“DINNER” – Intro
These dudes are crazy. From the “Family Matters” themed intro, to Nick Taylor’s diabolical French chef face, to Drew Amato taking a shit with a ONE mag in hand, to Mike Dempsey’s Kung-Fu fighting bacon slice costume, it is pretty much always entertaining to watch. I believe this is their fourth online video now. In addition to “Breakfast,” “Lunch,” and “Dinner,” I’m pretty sure there was another onliner there somewhere before. Whenever I see this crew skating I know my eye balls are in for a treat of some crispy camera work, probably shot with the latest gear you wish you had. And I don’t know if it is all of them or just one dude in the crew, but they seem to really be big ballin’. From the fancy neighborhoods surrounding the driveways of their p-rail edits, to their pools, to the inside of the house in the intro; it’s a pleasant change of environment from the traditional ghetto skate spots and scenery of most videos.
“DINNER” – Casey Geraghty
The video opens with probably the most well-known name from the crew, Casey Geraghty, who once held a spot on the |B|unique team and has been well-known for his steeze for a while now. A great upbeat section to start out with, Casey runs a lot of lines, catches a lot of airs, laces some fakie 5s and some 7s. It’s a really good, all around flowing section that doesn’t bog you down with heavy tech skills you have to stop to figure out.

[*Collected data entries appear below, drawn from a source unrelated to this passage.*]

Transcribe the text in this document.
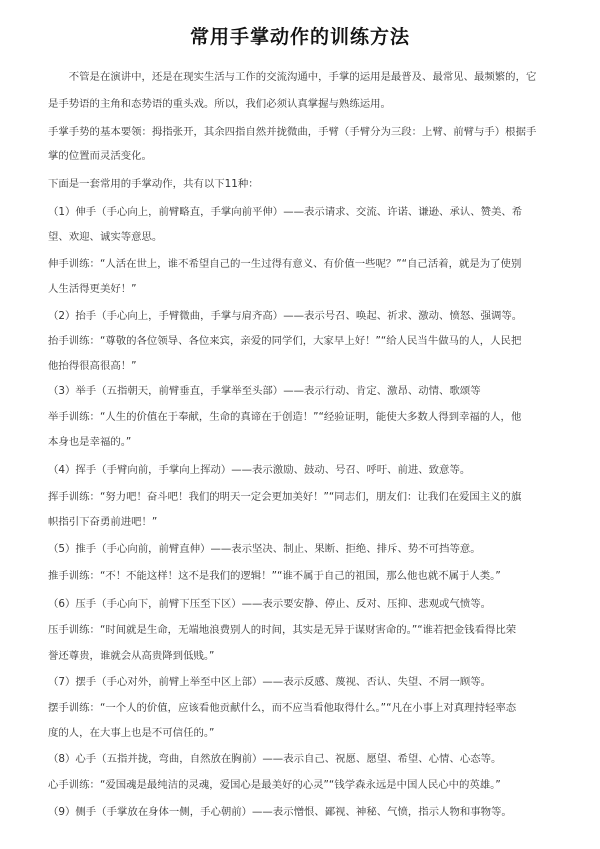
常用手掌动作的训练方法
　　不管是在演讲中，还是在现实生活与工作的交流沟通中，手掌的运用是最普及、最常见、最频繁的，它
是手势语的主角和态势语的重头戏。所以，我们必须认真掌握与熟练运用。
手掌手势的基本要领：拇指张开，其余四指自然并拢微曲，手臂（手臂分为三段：上臂、前臂与手）根据手
掌的位置而灵活变化。
下面是一套常用的手掌动作，共有以下11种：
（1）伸手（手心向上，前臂略直，手掌向前平伸）——表示请求、交流、许诺、谦逊、承认、赞美、希
望、欢迎、诚实等意思。
伸手训练：“人活在世上，谁不希望自己的一生过得有意义、有价值一些呢？”“自己活着，就是为了使别
人生活得更美好！”
（2）抬手（手心向上，手臂微曲，手掌与肩齐高）——表示号召、唤起、祈求、激动、愤怒、强调等。
抬手训练：“尊敬的各位领导、各位来宾，亲爱的同学们，大家早上好！”“给人民当牛做马的人，人民把
他抬得很高很高！”
（3）举手（五指朝天，前臂垂直，手掌举至头部）——表示行动、肯定、激昂、动情、歌颂等
举手训练：“人生的价值在于奉献，生命的真谛在于创造！”“经验证明，能使大多数人得到幸福的人，他
本身也是幸福的。”
（4）挥手（手臂向前，手掌向上挥动）——表示激励、鼓动、号召、呼吁、前进、致意等。
挥手训练：“努力吧！奋斗吧！我们的明天一定会更加美好！”“同志们，朋友们：让我们在爱国主义的旗
帜指引下奋勇前进吧！”
（5）推手（手心向前，前臂直伸）——表示坚决、制止、果断、拒绝、排斥、势不可挡等意。
推手训练：“不！不能这样！这不是我们的逻辑！”“谁不属于自己的祖国，那么他也就不属于人类。”
（6）压手（手心向下，前臂下压至下区）——表示要安静、停止、反对、压抑、悲观或气愤等。
压手训练：“时间就是生命，无端地浪费别人的时间，其实是无异于谋财害命的。”“谁若把金钱看得比荣
誉还尊贵，谁就会从高贵降到低贱。”
（7）摆手（手心对外，前臂上举至中区上部）——表示反感、蔑视、否认、失望、不屑一顾等。
摆手训练：“一个人的价值，应该看他贡献什么，而不应当看他取得什么。”“凡在小事上对真理持轻率态
度的人，在大事上也是不可信任的。”
（8）心手（五指并拢，弯曲，自然放在胸前）——表示自己、祝愿、愿望、希望、心情、心态等。
心手训练：“爱国魂是最纯洁的灵魂，爱国心是最美好的心灵”“钱学森永远是中国人民心中的英雄。”
（9）侧手（手掌放在身体一侧，手心朝前）——表示憎恨、鄙视、神秘、气愤，指示人物和事物等。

“DINNER” – Nick Taylor, Zack Smith, and Andrew Smolak
The shared Nick Taylor, Zack Smith, Andrew Smolak section was next. It starts out with another comical scene of Nick tearing up the kitchen, literally tossing some salad. Though very different style-wise from Casey in terms of body posture and movement, Nick’s style as far as trick vocabulary is very similar and with a likewise upbeat song, it keeps the juices flowing into this section. Next was a name I don’t think I’ve ever heard before, Zack Smith. He doesn’t have a lot of clips but the clips he had were enjoyable, nothing mind boggling but he did hold out one long tts on a low drop ledge that was really impressive. Andrew Smolak isn’t a real well-known name either, but I have spotted him here and there in several videos and edits in the past. When I think of this dude I think of hauling ass and a powerful style that I would say is similar to Franco Camayo. I think they even both have the same hair cut. This is the first section in “Dinner” to focus mostly (maybe entirely?) on grinds. He hits some tech switch ups, soul grinds a shoulder-high drop off rail in a stadium, and laces a true spin rockio I think Randy Spizer would be proud of.
“DINNER” – Mike Dempsey
The intro of the next section kills me. Mike Dempsey in this god damn bacon slice suit or something, kung-fu-ing some pizzas like they just slapped his mama, somehow keeping a dead serious look on his face the entire time. This alone could be his section and I would be happy. But wait, there are tricks too! Not just any tricks, but crazy-ass Mike Dempsey tricks. Bitch slap JC Rowe, to alley oop pornstar, to fast slide to true pornstar, to backside backslide to topside pornstar — all in a line — is just one of his opening clips. Other highlights include a truespin negative misfit down a 10-stair LEDGE. He also backside pudslides said ledge. He soul grinds a ledge with a ridiculously high drop off and he ends the section with a pretty gnarly fastslide down the rail from the LA IMYTA, if you remember that far back. It’s a really good edit I’ve watched quite a few times since it dropped. Well done, Mike.
“DINNER” – John Lyke
Up next was John Lyke. I’ve always kept an eye on this dude as he seemed to have potential of becoming a household brand. Sometimes seemingly held back by his own overly tech vocabulary, the way it sometimes happens to skaters, but he still carried some style and a somewhat unique identity. It didn’t take long before I could recognize his skating, I guess is all I’m trying to say. I could tell, “Oh, that’s John Lyke skating there.”
He opens up with skating inside an empty warehouse, launching some makeshift plywood, already catching my attention with a 540 to alley oop wall ride. He pulls off a number of other really tricky moves, like early on he backside torques a handicap rail to a quick makio stall on the connecting rail (at a 90 degree angle to him as his momentum is moving straight at it [easier to watch than explain]). And later on torque sliding the one-foot-long flat at the top of a stair rail and then gaping the rest of the stairs. He hits this bizarre savannah switch up I’m not going to waste your time trying to narrate (watch it at 1:40). The whole section is filled with impressive clips; I don’t really know if there are any that I would call “filler,” and he covers every element of a well-rounded, entertaining profile. He ends it off by hucking a forward 7 off a couple of arranged picnic tables, kicking out a hard liu kang in the middle, then proceeds to scream strange monkey noises about being hungry for dinner. Definitely the best choice for the ender of the video. When these edits first dropped back in December, I seemed to favor Mike Dempsey’s section and I think a lot of others did too, but re-watching them now, John’s section really blows away all the others.